Furthermore, the lower values for E, VHN and bone mass volume when close to irradiated implants demonstrated that the deleterious effects of irradiation were more intensive in the region of bone-implant contact. A previous study examined the dose enhancement from scattered radiation at bone-dental implant interfaces and found a 21% maximum increase in the dose to alveolar mandibular bone in close proximity to the titanium. That study stated that a local overdose of 15 to 21% could cause a significant increase in the incidence of bone necrosis around osseointegrated titanium implants. Friedrich, et al. (2010) also reported that the presence of titanium dental implants in the field of irradiation caused osteoradionecrosis, corroborating the hypothesis of the backscattering effect of secondary electrons.

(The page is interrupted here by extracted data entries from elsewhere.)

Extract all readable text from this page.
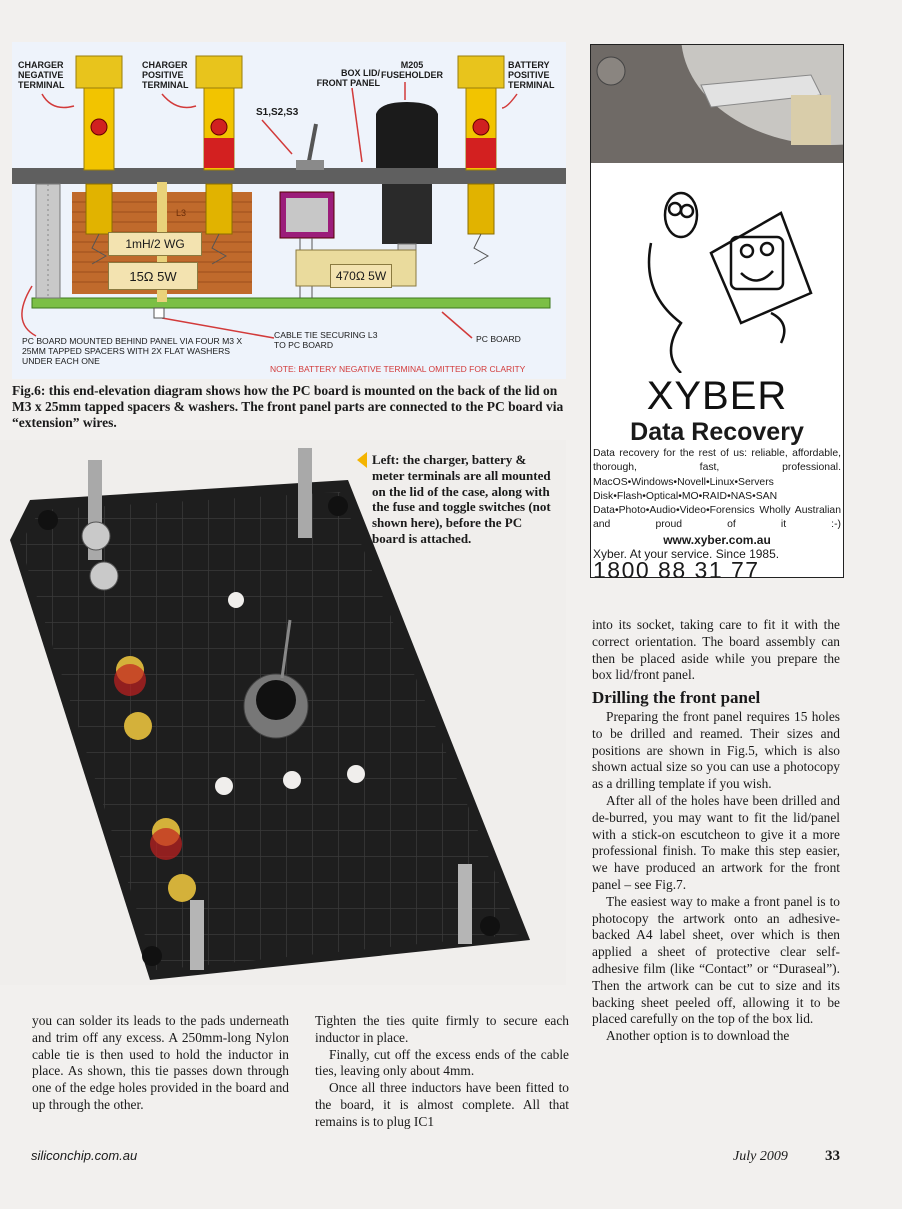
CHARGER NEGATIVE TERMINAL
CHARGER POSITIVE TERMINAL
BOX LID/ FRONT PANEL
M205 FUSEHOLDER
BATTERY POSITIVE TERMINAL
S1,S2,S3
L3
1mH/2 WG
15Ω 5W	470Ω 5W
PC BOARD MOUNTED BEHIND PANEL VIA FOUR M3 X 25MM TAPPED SPACERS WITH 2X FLAT WASHERS UNDER EACH ONE
CABLE TIE SECURING L3 TO PC BOARD
PC BOARD
NOTE: BATTERY NEGATIVE TERMINAL OMITTED FOR CLARITY
Fig.6: this end-elevation diagram shows how the PC board is mounted on the back of the lid on M3 x 25mm tapped spacers & washers. The front panel parts are connected to the PC board via “extension” wires.
Left: the charger, battery & meter terminals are all mounted on the lid of the case, along with the fuse and toggle switches (not shown here), before the PC board is attached.
XYBER
Data Recovery
Data recovery for the rest of us: reliable, affordable, thorough, fast, professional. MacOS•Windows•Novell•Linux•Servers Disk•Flash•Optical•MO•RAID•NAS•SAN Data•Photo•Audio•Video•Forensics Wholly Australian and proud of it :-)
www.xyber.com.au
Xyber. At your service. Since 1985.
1800 88 31 77

you can solder its leads to the pads underneath and trim off any excess. A 250mm-long Nylon cable tie is then used to hold the inductor in place. As shown, this tie passes down through one of the edge holes provided in the board and up through the other.

Tighten the ties quite firmly to secure each inductor in place.

Finally, cut off the excess ends of the cable ties, leaving only about 4mm.

Once all three inductors have been fitted to the board, it is almost complete. All that remains is to plug IC1

into its socket, taking care to fit it with the correct orientation. The board assembly can then be placed aside while you prepare the box lid/front panel.

Drilling the front panel

Preparing the front panel requires 15 holes to be drilled and reamed. Their sizes and positions are shown in Fig.5, which is also shown actual size so you can use a photocopy as a drilling template if you wish.

After all of the holes have been drilled and de-burred, you may want to fit the lid/panel with a stick-on escutcheon to give it a more professional finish. To make this step easier, we have produced an artwork for the front panel – see Fig.7.

The easiest way to make a front panel is to photocopy the artwork onto an adhesive-backed A4 label sheet, over which is then applied a sheet of protective clear self-adhesive film (like “Contact” or “Duraseal”). Then the artwork can be cut to size and its backing sheet peeled off, allowing it to be placed carefully on the top of the box lid.

Another option is to download the

siliconchip.com.au	July 2009 33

Our biomechanical findings and micro-CT analysis are supported by studies showing that the presence of titanium dental implants in the irradiation field induces a backscattering effect of secondary electrons, increasing the deleterious effects of irradiation on bone tissue around the implant., It has been very challenging for dentists to increase the success rate of dental implants in irradiated bone areas. Some human studies have indicated that exposure of bone to an irradiation dose exceeding 50 Gy impairs its ability to osseointegrate, increasing the failure risk of subsequent rehabilitation with a dental implant.,

This study has the same limitations as other studies, including that there was no load on the implants and that the implants were installed only in cortical bone. Most likely, the fatigue process of the loading process may intensify this influence. The use of a single dose of ionizing radiation in an animal research model can also be considered a limitation as the healing process can be intensified when the dose is fractionated by a systemic response. The results of this study cannot be directly extrapolated to clinical practice, but our findings may indicate a possible correlation with the irradiation response observed in humans. In patients with head and neck cancer that need to undergo radiotherapy, the observation of previously installed implants should be an important consideration., Given the lack of protocols that aim to address such situations, the irradiation field should be limited as much as possible to avoid implant areas, and patients need to return frequently to the dental office to analyse implant stability.

Conclusion

Within the limitations of this in vitro study that tested the ionizing radiation over the pre-installed implants, the following conclusions can be drawn:

Irradiation decreased the failure load and displacement of implant when tested by pull-out test.

Irradiation decreased the mechanical properties, expressed by elastic modulus, Vickers hardness and stiffness of bone tissue around the implant.

Irradiation decreased the cortical volume and increased the porosity of bone around the implant.